Lord of Scoundrels - Loretta Chase [86]
He turned and looked down into his wife's pale, upturned face. Her eyes were wide with shock. Then, incredibly, they were glistening…with tears.
"How dare you?" she said, angrily blinking the tears back. "How dare you, of all men, call your mother a whore? You buy a new lover every night. It costs you a few coins. According to you, she took but one— and he cost her everything: her friends, her honor. Her son."
"I might have known you could make even this romantic," he said mockingly. "Will you make the hot-blooded harlot out to be a martyr to— to what, Jess? Love?"
He turned away from the portrait, because the howling had started inside him, and he wanted to scream, Why? Yet he knew the answer, always had. If his mother had loved him— or pitied him at least, if she could not love him— she would have taken him with her. She would not have left him alone, in hell.
"You don't know what her life was like," she said. "You were a child. You couldn't know what she felt. She was a foreigner, and her husband was old enough to be her father."
"Like Byron's Donna Julia, you mean?" His voice dripped acid irony. "Perhaps you're right.

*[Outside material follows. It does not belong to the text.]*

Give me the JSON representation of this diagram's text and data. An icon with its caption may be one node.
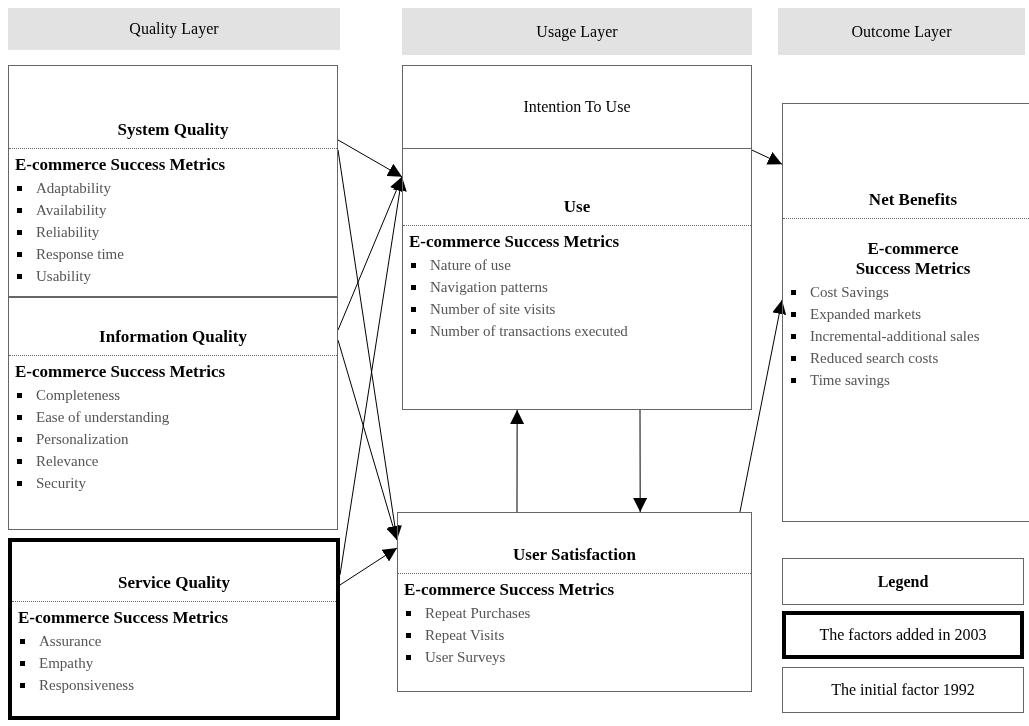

Perhaps Mama would have done better with two husbands, of five and twenty."
"You don't know whether your father treated her well or ill," his wife persisted, like a teacher with a stubborn student. "You don't know whether he made the way easy for her or impossible. For all you know, he may have made her wretched— which is more than likely, if his portrait offers an accurate indication of his character."
And what of me? he wanted to cry. You don't know what it was like for me, the hideous thing she left behind, shut out, shunned, mocked, abused. Left…to endure…and pay, dearly, for what others took for granted: tolerance, acceptance, a woman's soft hand.

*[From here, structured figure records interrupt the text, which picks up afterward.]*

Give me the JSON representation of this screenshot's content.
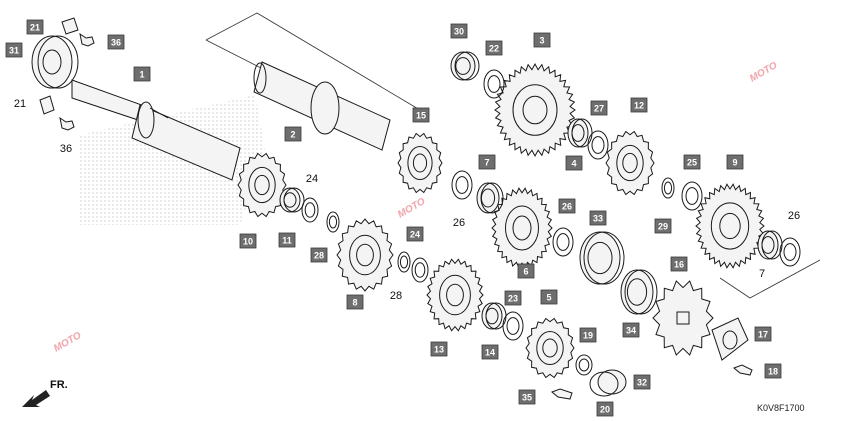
{
  "diagram_code": "K0V8F1700",
  "direction_label": "FR.",
  "watermark_text": "MOTO",
  "tag_color": "#6e6e6e",
  "watermark_color": "#e03040",
  "callouts": [
    {
      "id": "21a",
      "label": "21",
      "boxed": true
    },
    {
      "id": "31",
      "label": "31",
      "boxed": true
    },
    {
      "id": "36a",
      "label": "36",
      "boxed": true
    },
    {
      "id": "1",
      "label": "1",
      "boxed": true
    },
    {
      "id": "21b",
      "label": "21",
      "boxed": false
    },
    {
      "id": "36b",
      "label": "36",
      "boxed": false
    },
    {
      "id": "2",
      "label": "2",
      "boxed": true
    },
    {
      "id": "30",
      "label": "30",
      "boxed": true
    },
    {
      "id": "22",
      "label": "22",
      "boxed": true
    },
    {
      "id": "3",
      "label": "3",
      "boxed": true
    },
    {
      "id": "15",
      "label": "15",
      "boxed": true
    },
    {
      "id": "27",
      "label": "27",
      "boxed": true
    },
    {
      "id": "12",
      "label": "12",
      "boxed": true
    },
    {
      "id": "4",
      "label": "4",
      "boxed": true
    },
    {
      "id": "7a",
      "label": "7",
      "boxed": true
    },
    {
      "id": "25",
      "label": "25",
      "boxed": true
    },
    {
      "id": "9",
      "label": "9",
      "boxed": true
    },
    {
      "id": "24a",
      "label": "24",
      "boxed": false
    },
    {
      "id": "26a",
      "label": "26",
      "boxed": false
    },
    {
      "id": "26b",
      "label": "26",
      "boxed": true
    },
    {
      "id": "33",
      "label": "33",
      "boxed": true
    },
    {
      "id": "29",
      "label": "29",
      "boxed": true
    },
    {
      "id": "26c",
      "label": "26",
      "boxed": false
    },
    {
      "id": "10",
      "label": "10",
      "boxed": true
    },
    {
      "id": "11",
      "label": "11",
      "boxed": true
    },
    {
      "id": "28a",
      "label": "28",
      "boxed": true
    },
    {
      "id": "24b",
      "label": "24",
      "boxed": true
    },
    {
      "id": "6",
      "label": "6",
      "boxed": true
    },
    {
      "id": "16",
      "label": "16",
      "boxed": true
    },
    {
      "id": "7b",
      "label": "7",
      "boxed": false
    },
    {
      "id": "28b",
      "label": "28",
      "boxed": false
    },
    {
      "id": "8",
      "label": "8",
      "boxed": true
    },
    {
      "id": "23",
      "label": "23",
      "boxed": true
    },
    {
      "id": "5",
      "label": "5",
      "boxed": true
    },
    {
      "id": "34",
      "label": "34",
      "boxed": true
    },
    {
      "id": "17",
      "label": "17",
      "boxed": true
    },
    {
      "id": "13",
      "label": "13",
      "boxed": true
    },
    {
      "id": "14",
      "label": "14",
      "boxed": true
    },
    {
      "id": "19",
      "label": "19",
      "boxed": true
    },
    {
      "id": "18",
      "label": "18",
      "boxed": true
    },
    {
      "id": "32",
      "label": "32",
      "boxed": true
    },
    {
      "id": "35",
      "label": "35",
      "boxed": true
    },
    {
      "id": "20",
      "label": "20",
      "boxed": true
    }
  ]
}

He was appalled at his own inner rage and grief, the hysteria of a child…who had died five and twenty years ago.
He made himself laugh and meet her steady grey gaze with the mocking mask he wore so well. "If you've taken my sire in dislike, feel free to exile him to the North Tower. You may hang her in his place. Or in the chapel, for all I care."

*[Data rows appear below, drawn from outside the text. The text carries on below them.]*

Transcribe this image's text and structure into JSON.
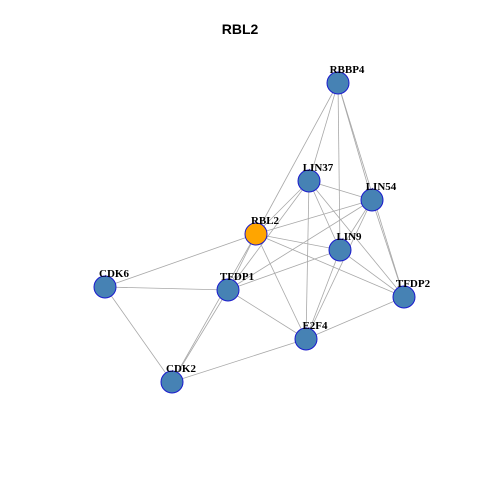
{
  "title": "RBL2",
  "colors": {
    "background": "#ffffff",
    "edge": "#a8a8a8",
    "node_fill": "#4682b4",
    "node_stroke": "#1a1acd",
    "focus_fill": "#ffa500",
    "label": "#000000"
  },
  "focus_node": "RBL2",
  "nodes": [
    {
      "id": "RBBP4",
      "label": "RBBP4"
    },
    {
      "id": "LIN37",
      "label": "LIN37"
    },
    {
      "id": "LIN54",
      "label": "LIN54"
    },
    {
      "id": "RBL2",
      "label": "RBL2"
    },
    {
      "id": "LIN9",
      "label": "LIN9"
    },
    {
      "id": "CDK6",
      "label": "CDK6"
    },
    {
      "id": "TFDP1",
      "label": "TFDP1"
    },
    {
      "id": "TFDP2",
      "label": "TFDP2"
    },
    {
      "id": "E2F4",
      "label": "E2F4"
    },
    {
      "id": "CDK2",
      "label": "CDK2"
    }
  ],
  "edges": [
    [
      "RBBP4",
      "LIN37"
    ],
    [
      "RBBP4",
      "LIN54"
    ],
    [
      "RBBP4",
      "LIN9"
    ],
    [
      "RBBP4",
      "RBL2"
    ],
    [
      "RBBP4",
      "TFDP2"
    ],
    [
      "LIN37",
      "LIN54"
    ],
    [
      "LIN37",
      "LIN9"
    ],
    [
      "LIN37",
      "RBL2"
    ],
    [
      "LIN37",
      "TFDP1"
    ],
    [
      "LIN37",
      "E2F4"
    ],
    [
      "LIN37",
      "TFDP2"
    ],
    [
      "LIN54",
      "LIN9"
    ],
    [
      "LIN54",
      "RBL2"
    ],
    [
      "LIN54",
      "TFDP1"
    ],
    [
      "LIN54",
      "E2F4"
    ],
    [
      "LIN54",
      "TFDP2"
    ],
    [
      "RBL2",
      "LIN9"
    ],
    [
      "RBL2",
      "CDK6"
    ],
    [
      "RBL2",
      "TFDP1"
    ],
    [
      "RBL2",
      "E2F4"
    ],
    [
      "RBL2",
      "CDK2"
    ],
    [
      "RBL2",
      "TFDP2"
    ],
    [
      "LIN9",
      "TFDP1"
    ],
    [
      "LIN9",
      "E2F4"
    ],
    [
      "LIN9",
      "TFDP2"
    ],
    [
      "CDK6",
      "TFDP1"
    ],
    [
      "CDK6",
      "CDK2"
    ],
    [
      "TFDP1",
      "E2F4"
    ],
    [
      "TFDP1",
      "CDK2"
    ],
    [
      "E2F4",
      "TFDP2"
    ],
    [
      "E2F4",
      "CDK2"
    ]
  ]
}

He headed for the door. "You needn't consult me about redecorating. I know no female can live two days in a house and leave anything as it was. I shall be much astonished if I can find my way about when I return."
"You're going away?" Her tones remained steady. When he paused and turned at the threshold, she was looking out the window, her color back to normal, her countenance composed.
"To Devonport," he said, wondering why her composure chilled him so. "A wrestling match. Sherburne and some other fellows. I'm to meet them at nine o'clock. I need to pack."
"Then I must change orders for dinner," she said. "I think I'll dine in the morning room. But I had better have a nap before then, or I shall fall asleep into my plate. I have been over only about one quarter of the house, yet I feel as though I had walked from Dover to Land's End."
He wanted to ask what she thought of the house, what she liked— apart from the soul-shattering portrait of his mother— and what she didn't like— besides the offensive landscape in the dining room, which he hadn't liked, either, he recalled.
If he were not going away, he could have found out over dinner, in the cozy intimacy of the morning room.
Intimacy, he told himself, was the last thing he needed now. What he needed was to get away, where she could not turn him upside down and inside out with her heart-stopping "discoveries"…or torment him with her scent, her silken skin, the soft curves of her slender body.
It took all his self-control to walk, not run, from the room.
* * *
Jessica spent ten minutes trying to calm down. It didn't work.
Unwilling to cope with Bridget or anyone else, she ran her own bath. Athcourt, fortunately, boasted the rare luxury of hot and cold running water, even on the second floor.